Нет нужды описывать разочарование продавщицы-консультантки, которое навеки поселилось на ее прекрасном личике. Мне брезгливо разрешили прилечь, предложили еще какие-то хитрые услуги по гарантийному обслуживанию, которые делали стоимость матраса в два раза выше, и, поняв, что с этой овцы больше клоков не будет, покинули оформлять бумаги. Вот никогда не думал, что покупка матраса такой сложный и нервный процесс. Но это было еще что. Где-то в районе шести вечера в домофон позвонили доставщики. Вот тут уж вселенная на мне отыгралась за дешевый выбор. Каждый этаж – сто пятьдесят рублей, и мне сказали, что это по-божески. Правда, жил я на двенадцатом, а в лифт эта бандура не влезла. Так мое ложе выросло в цене на целых две тысячи сто пятьдесят рублей, вместе с доставкой. Но когда его бросили в спальне, когда злые и потные грузчики убрались из моего дома, я рухнул на свое новое спальное место, даже не озаботившись снять с него упаковку. Я был на седьмом небе от счастья. Я тонул, словно в облаке, глядя сквозь грязные окна на небо, и сам не заметил, как тут же уснул.

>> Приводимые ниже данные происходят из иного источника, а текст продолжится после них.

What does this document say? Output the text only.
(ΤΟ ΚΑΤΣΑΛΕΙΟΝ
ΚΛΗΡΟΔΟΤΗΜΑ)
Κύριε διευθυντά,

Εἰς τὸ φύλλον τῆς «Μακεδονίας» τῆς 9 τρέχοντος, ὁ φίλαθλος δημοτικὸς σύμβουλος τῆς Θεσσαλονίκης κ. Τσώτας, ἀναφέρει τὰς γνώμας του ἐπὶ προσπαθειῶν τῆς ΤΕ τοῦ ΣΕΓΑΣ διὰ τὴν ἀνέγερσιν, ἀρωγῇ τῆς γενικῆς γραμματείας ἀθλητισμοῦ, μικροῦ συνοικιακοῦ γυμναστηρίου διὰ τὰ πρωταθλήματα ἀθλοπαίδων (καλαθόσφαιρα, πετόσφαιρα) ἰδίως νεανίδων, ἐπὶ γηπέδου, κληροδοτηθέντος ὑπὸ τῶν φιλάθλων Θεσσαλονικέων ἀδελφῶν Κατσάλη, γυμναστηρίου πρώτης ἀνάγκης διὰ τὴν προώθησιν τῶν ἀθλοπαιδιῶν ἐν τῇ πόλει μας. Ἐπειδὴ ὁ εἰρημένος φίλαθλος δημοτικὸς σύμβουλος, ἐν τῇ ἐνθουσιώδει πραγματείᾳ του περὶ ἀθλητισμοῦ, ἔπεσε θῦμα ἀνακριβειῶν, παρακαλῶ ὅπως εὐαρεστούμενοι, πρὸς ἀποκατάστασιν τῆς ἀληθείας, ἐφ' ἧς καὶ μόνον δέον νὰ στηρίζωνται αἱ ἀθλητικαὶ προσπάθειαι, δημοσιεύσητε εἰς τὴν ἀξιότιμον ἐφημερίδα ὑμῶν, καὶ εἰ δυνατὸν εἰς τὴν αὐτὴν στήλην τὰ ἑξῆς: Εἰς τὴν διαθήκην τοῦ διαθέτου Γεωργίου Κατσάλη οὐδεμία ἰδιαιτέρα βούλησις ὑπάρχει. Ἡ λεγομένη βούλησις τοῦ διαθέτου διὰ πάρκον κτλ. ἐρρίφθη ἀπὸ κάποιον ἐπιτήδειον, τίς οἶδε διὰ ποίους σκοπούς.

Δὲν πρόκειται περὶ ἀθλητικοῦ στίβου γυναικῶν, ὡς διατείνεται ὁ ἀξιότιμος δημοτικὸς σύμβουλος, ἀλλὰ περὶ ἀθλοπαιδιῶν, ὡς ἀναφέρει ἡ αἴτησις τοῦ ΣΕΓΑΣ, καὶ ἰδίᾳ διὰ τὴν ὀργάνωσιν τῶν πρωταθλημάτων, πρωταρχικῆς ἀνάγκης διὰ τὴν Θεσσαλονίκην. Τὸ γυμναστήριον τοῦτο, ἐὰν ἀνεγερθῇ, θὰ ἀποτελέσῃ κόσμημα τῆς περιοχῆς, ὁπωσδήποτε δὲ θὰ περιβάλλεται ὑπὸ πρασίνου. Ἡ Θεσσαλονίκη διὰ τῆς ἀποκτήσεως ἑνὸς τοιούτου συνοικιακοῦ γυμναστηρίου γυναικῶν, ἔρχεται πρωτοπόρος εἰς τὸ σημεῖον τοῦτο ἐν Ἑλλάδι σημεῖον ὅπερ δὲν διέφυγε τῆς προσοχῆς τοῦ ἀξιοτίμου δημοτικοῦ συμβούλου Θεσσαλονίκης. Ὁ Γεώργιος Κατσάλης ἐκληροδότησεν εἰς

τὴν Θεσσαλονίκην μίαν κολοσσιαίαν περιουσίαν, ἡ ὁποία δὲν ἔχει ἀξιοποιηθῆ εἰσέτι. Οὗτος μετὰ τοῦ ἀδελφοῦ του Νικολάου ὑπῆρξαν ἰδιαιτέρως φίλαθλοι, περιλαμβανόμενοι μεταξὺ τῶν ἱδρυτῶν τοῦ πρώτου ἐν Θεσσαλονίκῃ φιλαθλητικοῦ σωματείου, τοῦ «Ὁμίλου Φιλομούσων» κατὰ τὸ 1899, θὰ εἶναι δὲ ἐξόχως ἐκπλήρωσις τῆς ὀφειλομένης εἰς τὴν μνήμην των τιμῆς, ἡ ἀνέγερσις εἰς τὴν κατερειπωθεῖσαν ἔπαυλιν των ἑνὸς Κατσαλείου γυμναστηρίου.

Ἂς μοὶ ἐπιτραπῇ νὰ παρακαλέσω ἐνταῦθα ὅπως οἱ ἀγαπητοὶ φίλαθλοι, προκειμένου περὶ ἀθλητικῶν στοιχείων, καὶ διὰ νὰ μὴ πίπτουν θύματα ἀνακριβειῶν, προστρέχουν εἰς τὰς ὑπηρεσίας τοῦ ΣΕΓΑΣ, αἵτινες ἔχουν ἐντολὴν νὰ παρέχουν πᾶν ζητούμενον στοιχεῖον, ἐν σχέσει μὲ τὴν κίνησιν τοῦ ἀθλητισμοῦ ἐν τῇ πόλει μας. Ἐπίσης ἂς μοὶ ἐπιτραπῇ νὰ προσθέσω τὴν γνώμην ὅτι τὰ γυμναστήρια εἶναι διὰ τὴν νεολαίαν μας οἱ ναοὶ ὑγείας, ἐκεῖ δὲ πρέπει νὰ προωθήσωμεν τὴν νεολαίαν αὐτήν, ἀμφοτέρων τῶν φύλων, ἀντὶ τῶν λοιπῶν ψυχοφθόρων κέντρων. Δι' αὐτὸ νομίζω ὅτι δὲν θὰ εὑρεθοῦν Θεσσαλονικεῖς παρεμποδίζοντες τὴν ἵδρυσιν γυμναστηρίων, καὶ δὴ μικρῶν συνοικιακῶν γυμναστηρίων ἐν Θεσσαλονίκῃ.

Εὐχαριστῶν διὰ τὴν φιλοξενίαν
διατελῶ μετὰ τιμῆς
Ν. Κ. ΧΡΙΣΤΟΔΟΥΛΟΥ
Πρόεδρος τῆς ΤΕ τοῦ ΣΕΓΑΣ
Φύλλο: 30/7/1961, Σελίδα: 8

Правда, проспал я недолго. Разбудил меня очень необычный стук, сперва я подорвался с матраса (поняв сразу, как неудобно вставать почти с пола) в сторону двери, а потом понял, что стук идет сверху. Собственно, единственное место, куда могли стучать, это люк на кухне. Люк, который ведет на крышу и который я так и не смог открыть. Но стучали настойчиво.
– Палыч, – прозвучал голос сверху, – открывай. Это я – Сокол.
– Прекратите стучать, – решил ответить я, потому что вежливый. – Какого хрена вам надо? Здесь нет никакого Палыча.
Мой ответ вызвал почти минутную паузу. Кто-то там наверху крепко задумался.
– Друг, – послышалось после долгой паузы, – открой, пожалуйста. Мой люк захлопнулся, а в подъездный я буду до ночи стучать. Замерзну же.
На улице было действительно прохладно. Прохладное лето, да и вечер уже. Вечер! Хорошо же я поспал на новом матрасе. Да, человека бросать на таком холоде было нельзя. Но вдруг это плохой человек? Как незнакомца впустить в квартиру? Почему-то смущало, что впустить его надо через крышу, а не через дверь. Вызывало когнитивный диссонанс.
– Я не знаю, как его открыть, – решил я защищаться правдой.
– Гвоздь из петли вынь, – подсказал голос.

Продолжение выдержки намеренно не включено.